“In 2006, I had a fall at Christmas, which resulted in fracturing my wrist, displacing my collar bone and shoulder blade. Soon after the fall, I showed signs of developing Complex Regional Pain Syndrome (CRPS), which is a chronic pain condition which mostly affects one limb, and in my case I was diagnosed with it in my left arm.
“The fall changed my life significantly and I spent nine years grieving for everything I’d lost in that split second. I was a teacher, but I lost my job and haven’t been able to drive since. My husband become my carer, so I felt I had lost him as my husband and I couldn’t hug or hold my grandchildren as I was in excruciating pain all the time. I also suffered from sleep deprivation and also depression and stopped socialising.

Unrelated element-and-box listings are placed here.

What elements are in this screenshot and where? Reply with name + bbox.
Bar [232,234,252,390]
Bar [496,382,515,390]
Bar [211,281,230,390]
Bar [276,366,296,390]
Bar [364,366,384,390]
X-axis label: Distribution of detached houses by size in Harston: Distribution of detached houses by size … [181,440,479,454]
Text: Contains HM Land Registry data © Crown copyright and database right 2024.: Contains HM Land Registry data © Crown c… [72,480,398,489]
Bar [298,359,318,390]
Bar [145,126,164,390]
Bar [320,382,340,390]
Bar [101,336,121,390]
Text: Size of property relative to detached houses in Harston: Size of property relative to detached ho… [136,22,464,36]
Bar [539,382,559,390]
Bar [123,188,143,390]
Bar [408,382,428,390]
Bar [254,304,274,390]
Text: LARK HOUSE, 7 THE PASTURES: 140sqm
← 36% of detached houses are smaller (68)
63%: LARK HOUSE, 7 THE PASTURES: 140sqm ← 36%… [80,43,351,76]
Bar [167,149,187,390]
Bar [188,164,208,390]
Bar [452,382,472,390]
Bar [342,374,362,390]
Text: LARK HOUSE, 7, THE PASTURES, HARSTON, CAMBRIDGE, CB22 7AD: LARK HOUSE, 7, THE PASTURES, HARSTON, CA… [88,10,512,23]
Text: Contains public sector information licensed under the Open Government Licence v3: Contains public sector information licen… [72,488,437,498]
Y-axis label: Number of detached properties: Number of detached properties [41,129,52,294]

“I couldn’t use my left arm at all and I had it in a sling for three years as having CRPS in my arm meant that it became sensitive and a slight touch, bump or even a change in temperature provoked intense pain. I couldn’t tolerate water on my arm, loud noises and people coming close to me as this would increase my pain levels and covered my arm with a compression glove and wore a splint. I couldn’t look at it or touch it, and I wouldn’t let anyone else look or touch it. I felt like my left arm did not belong to me.
“That’s all the negatives and they were all completely turned around following my inpatient stays at the Royal National Hospital for Rheumatic Diseases (RNHRD) in 2016 and 2017 as I learnt how to control my CRPS rather than let it control me.
“At the RNHRD, I had a full assessment by the specialist team and they helped me set realistic goals and concentrated on physical rehabilitation by providing; physiotherapy, hydrotherapy, occupational therapy, psychological support and gave information on my condition.
“Thanks to the Physiotherapists, I haven’t used a crutch or walking stick since. I found hydrotherapy very beneficial, it was relaxing and was able to do exercises in water without pain levels being raised. Plus, I got a real buzz from cardio workouts in their gym and in turn this decreased my pain levels and improved my core strength and balance so I rarely stumble or fall.
“I also learnt how to pace myself and be realistic in what I could achieve. I’m now able to talk more freely to family members and be honest about how I feel and the impact CRPS has on my life.
“Having learnt strategies to cope with CRPS and how to use relaxation techniques, my sleep has improved significantly. I keep a diary of three positives things every day and any negatives I write on a piece of paper then screw it up and put in the bin.
“My life has changed so much this year and I have achieved so many things including; kayaking with my husband, attending ballroom and Latin dance sessions – I never thought this would be possible, plus I can run around the garden with my grandchildren. I’m beginning to enjoy being in the kitchen and doing some baking. I can now swim with my grandchildren, go for long walks both on the beach and along coastal paths. I even enjoy the gym and signed up as a member during my last inpatient stay so I went every day and it felt good!
“I have made the most significant progress this year thanks to the care provided at the RNHRD. I hope my story highlights the importance of therapy services in helping people like me cope with life changing conditions, that’s why I’m supporting The Forever Friends Appeal’s Therapies Matter Campaign.”